High-fidelity wireframes
Applying Goodreads' brand, typography, and visual styles evolved the low-fidelity wireframes into high-fidelity wireframes ready for prototyping and testing. These screens were iterated based on user feedback, focused on reducing cognitive load and improving clarity.
A/B/C screens
In preparation for high-fidelity testing, I created 4 screen variations of the results page to support A/B testing:
Variant A: Original screen with unsorted list of recommended titles and no descriptions.
Variant B: Similar to Variant A, but with descriptions to accompany each title.

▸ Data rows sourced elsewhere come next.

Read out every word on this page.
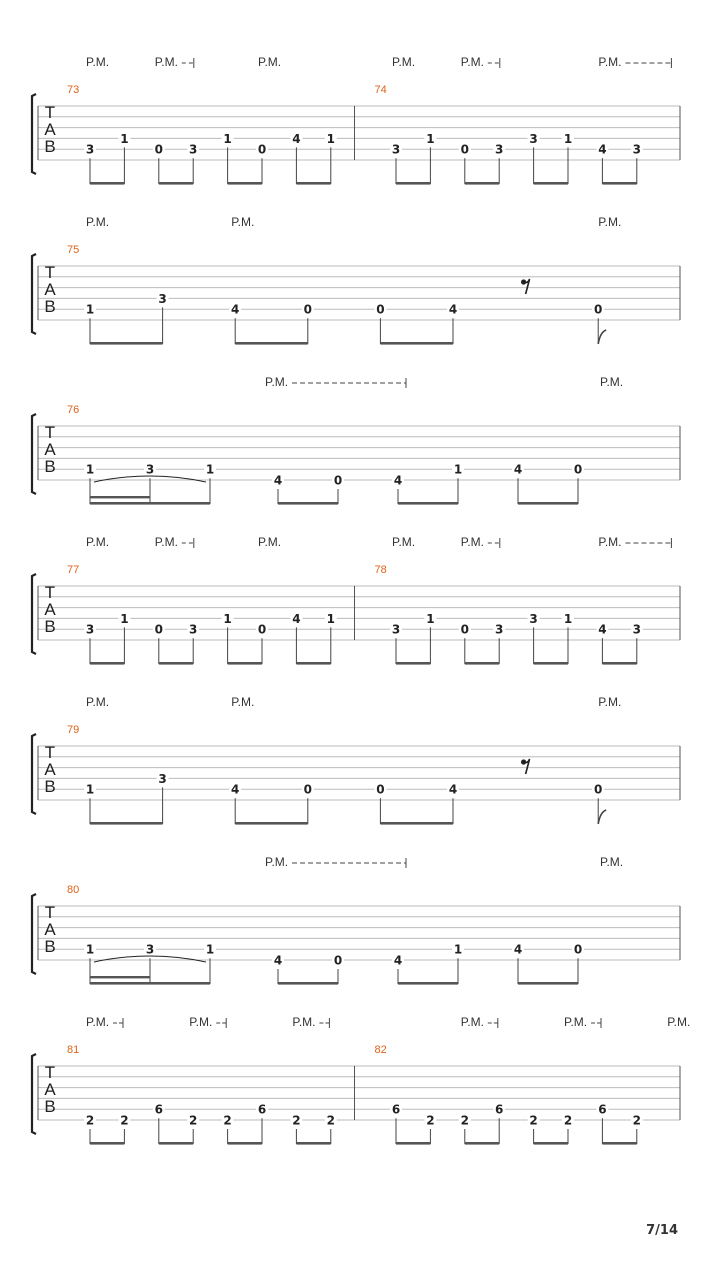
T
A
B
73
3
1
0 3
1
0
4 1
74
3
1
0 3
3 1
4 3
P.M.	P.M.	P.M.	P.M.	P.M.	P.M.
T
A
B
75
1
3
4	0	0	4	0
P.M.	P.M.	P.M.
T
A
B
76
1	3	1
4	0	4
1	4	0
P.M.	P.M.
T
A
B
77
3
1
0 3
1
0
4 1
78
3
1
0 3
3 1
4 3
P.M.	P.M.	P.M.	P.M.	P.M.	P.M.
T
A
B
79
1
3
4	0	0	4	0
P.M.	P.M.	P.M.
T
A
B
80
1	3	1
4	0	4
1	4	0
P.M.	P.M.
T
A
B
81
2 2
6
2 2
6
2 2
82
6
2 2
6
2 2
6
2
P.M.	P.M.	P.M.	P.M.	P.M.	P.M.
7/14
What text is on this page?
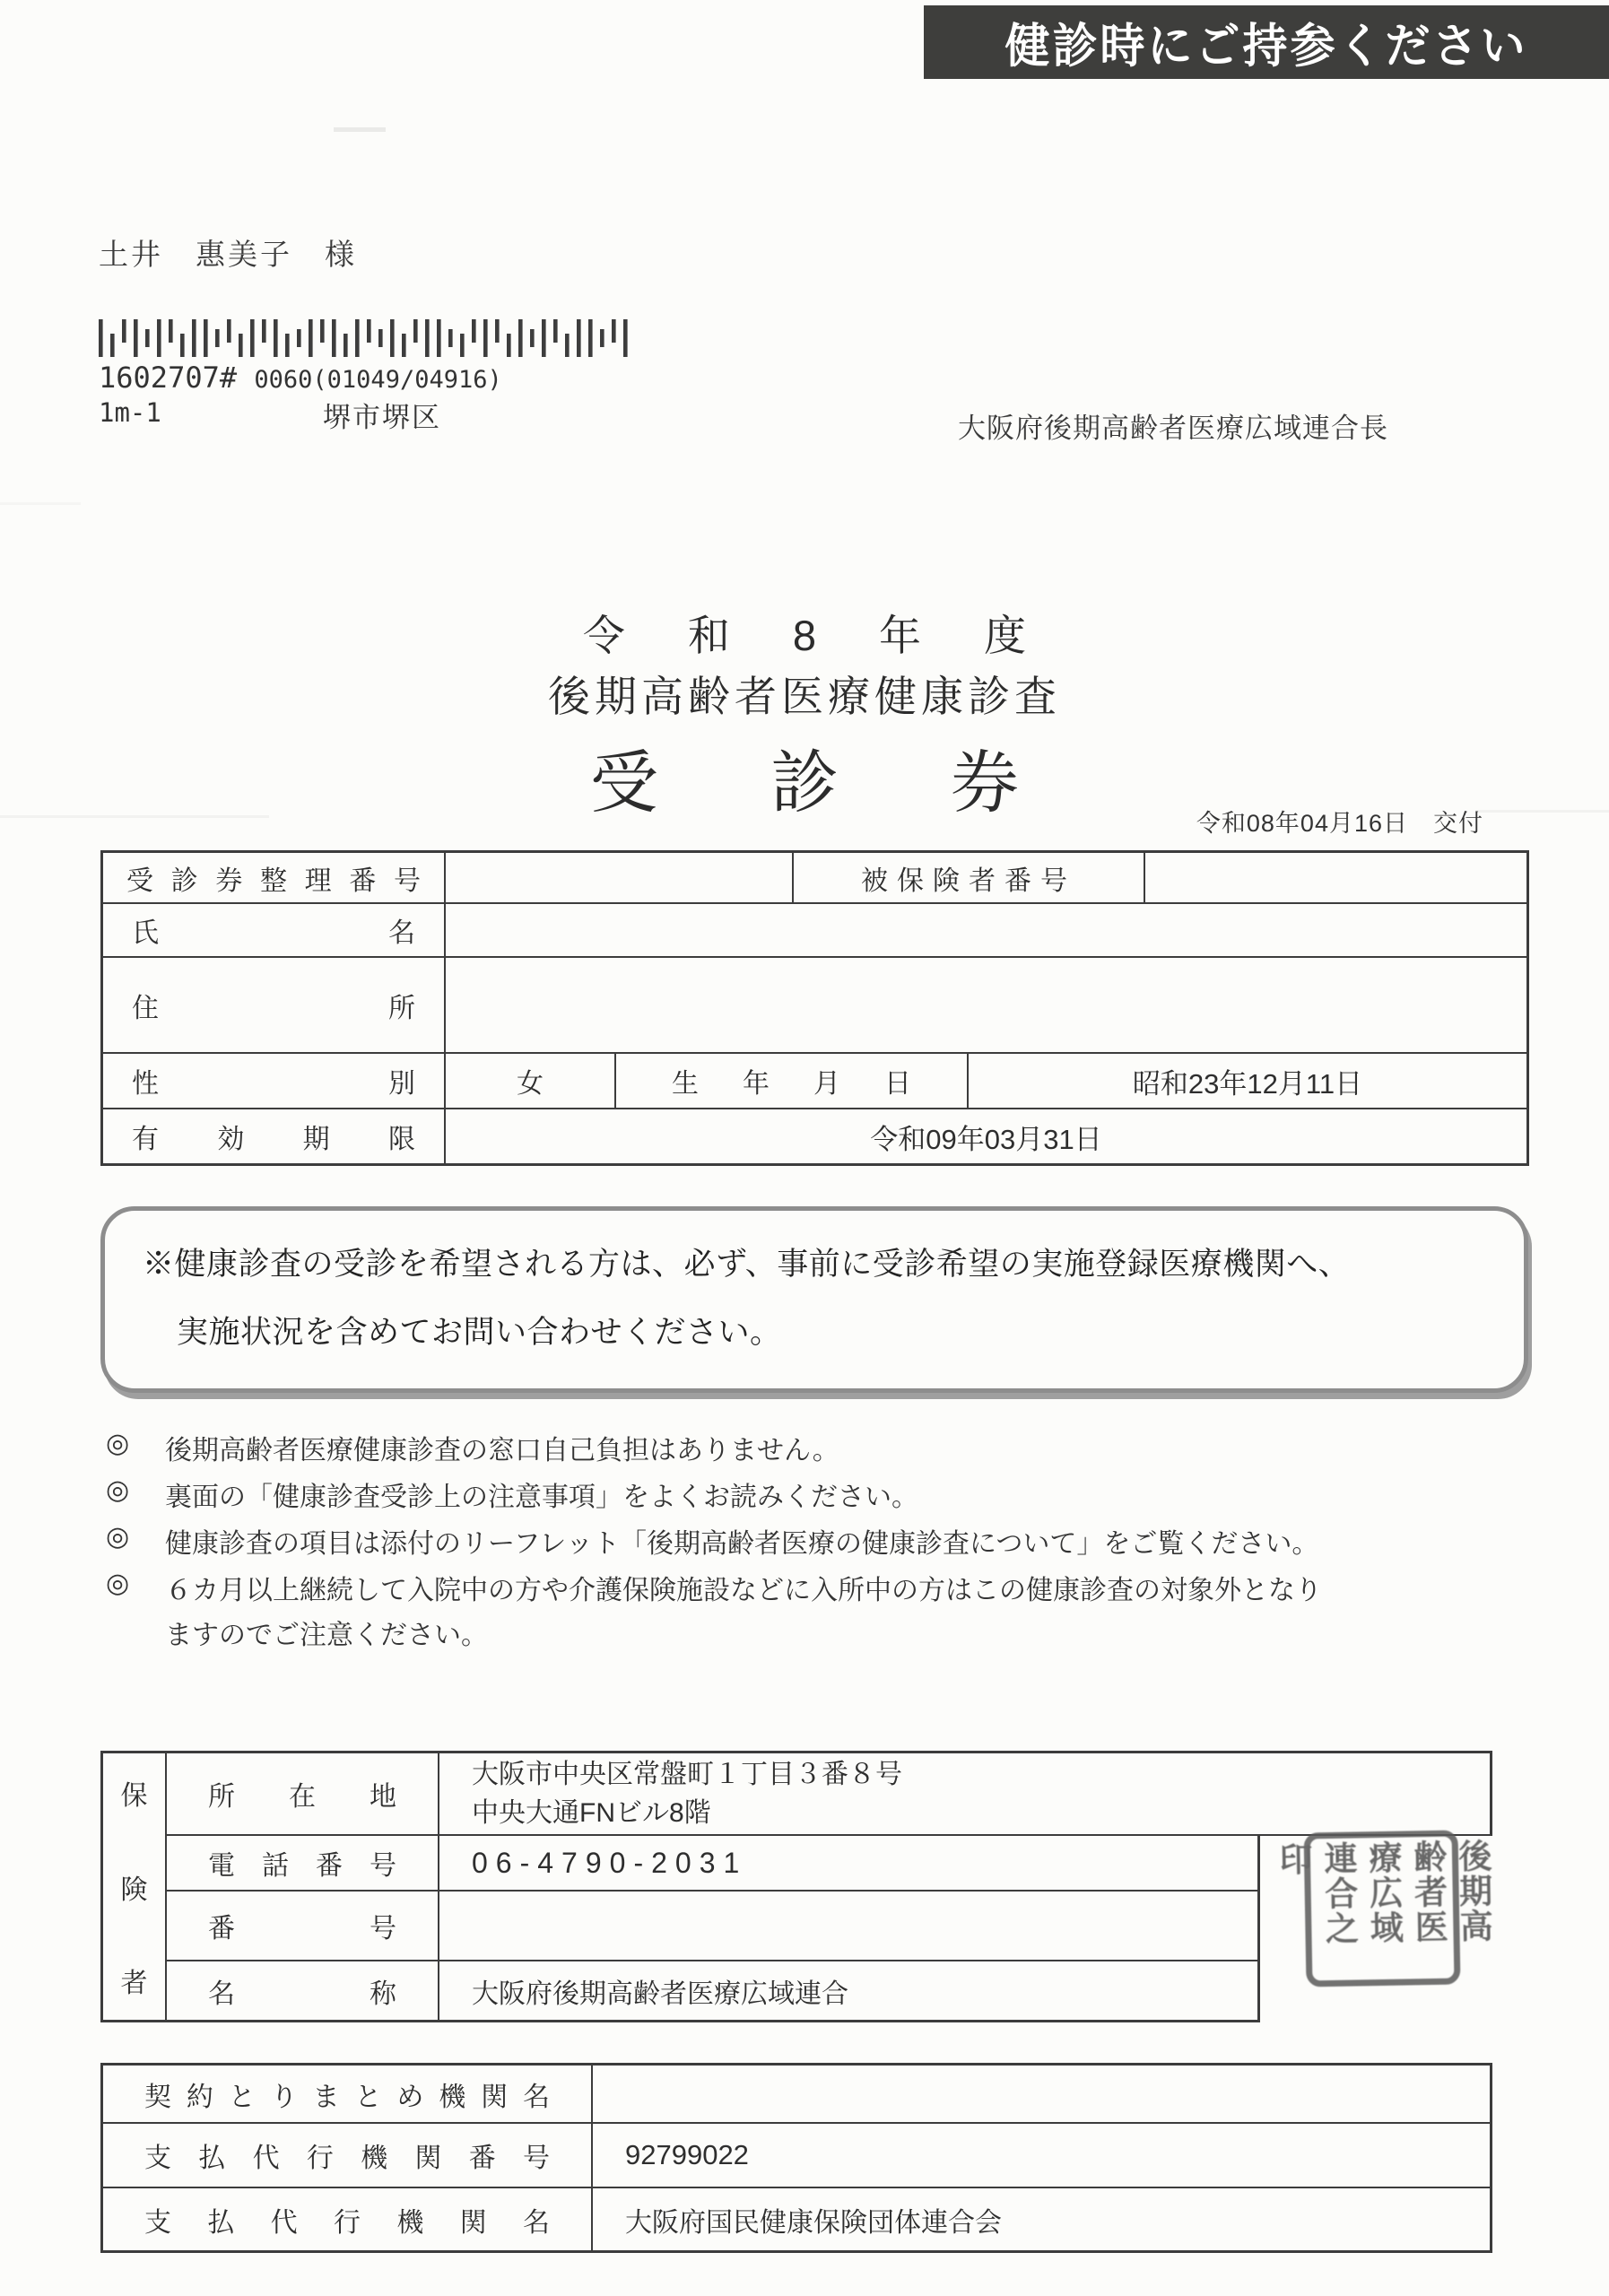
健診時にご持参ください
土井　惠美子　様
1602707# 0060(01049/04916)
1m-1	堺市堺区	大阪府後期高齢者医療広域連合長
令和8年度
後期高齢者医療健康診査
受診券
令和08年04月16日　交付
受診券整理番号	被保険者番号
氏名
住所
性別	女	生年月日	昭和23年12月11日
有効期限	令和09年03月31日
※健康診査の受診を希望される方は、必ず、事前に受診希望の実施登録医療機関へ、
実施状況を含めてお問い合わせください。
◎	後期高齢者医療健康診査の窓口自己負担はありません。
◎	裏面の「健康診査受診上の注意事項」をよくお読みください。
◎	健康診査の項目は添付のリーフレット「後期高齢者医療の健康診査について」をご覧ください。
◎	６カ月以上継続して入院中の方や介護保険施設などに入所中の方はこの健康診査の対象外となり
ますのでご注意ください。
保
険
者
所在地
大阪市中央区常盤町１丁目３番８号
中央大通FNビル8階
電話番号	06-4790-2031
番号
名称	大阪府後期高齢者医療広域連合
後期高齢者医療広域連合之印
契約とりまとめ機関名
支払代行機関番号	92799022
支払代行機関名	大阪府国民健康保険団体連合会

Variant C: Results sorted by the user's input criteria (e.g., similar genre or similar plot).
2 testing phases
The first phase of the test was a moderated usability test similar to the lo-fi testing. The second phase was an A/B testing session for the results page.
Testing Summary
Finding 1: New participants enjoyed the suggestion experience and expressed that it was straightforward and clear, reaffirming my findings from the low-fidelity testing sessions.
Finding 2: Returning participants enjoyed the addition of the book synopsis on the "Suggested Titles" page.
Finding 3: Participants liked Variants B and C from the A/B testing session. Therefore, a combination of the two screens would provide the most clarity
The Final Design
Putting It All Together with High-Fidelity Prototyping
The final prototype reimagines book discovery on Goodreads through a more personalized and engaging recommendation experience. Instead of relying on popularity-driven suggestions, the experience allows users to discover books based on mood, themes, genres, and more, curating recommendations that feel more relevant to what readers actually want in the moment.
Write a review
Similar to Goodreads' existing flow, users will be prompted to rate their book and write a review. Once they've completed this step they'll be prompted to either finish or find their next read.




Describe your last read
Users will be asked whether they want a book that is similar to one they just read or a new book. If they choose a similar book, they will be asked to describe what they liked so the algorithm can find books that match those criteria.
Start reading
The user's final step is to choose their next read from the list of suggested titles. Users can view each book's rating, synopsis, and similarities to their previous read. From this list, users can then access each book's full page and add it to their list.


Reflection
This project taught me that personalization is about more than just algorithms, it's about helping users feel understood in moments of decision-making. Designing for both casual and avid readers also showed me how different users approach reading, from seeking inspiration and guidance to wanting precision, analytics, and control.
Due to the rapid pace of this project, I also explored how AI tools could support and accelerate parts of my workflow without replacing the research process. Using the tool to synthesize interview findings, explore competitor patterns, and iterate on UX copy allowed me to spend more time validating ideas through testing and refinement.
This project ultimately strengthened my understanding of iterative design within an existing ecosystem and reinforced the importance of grounding project decisions in real user behaviors, clarity, and long-term engagement.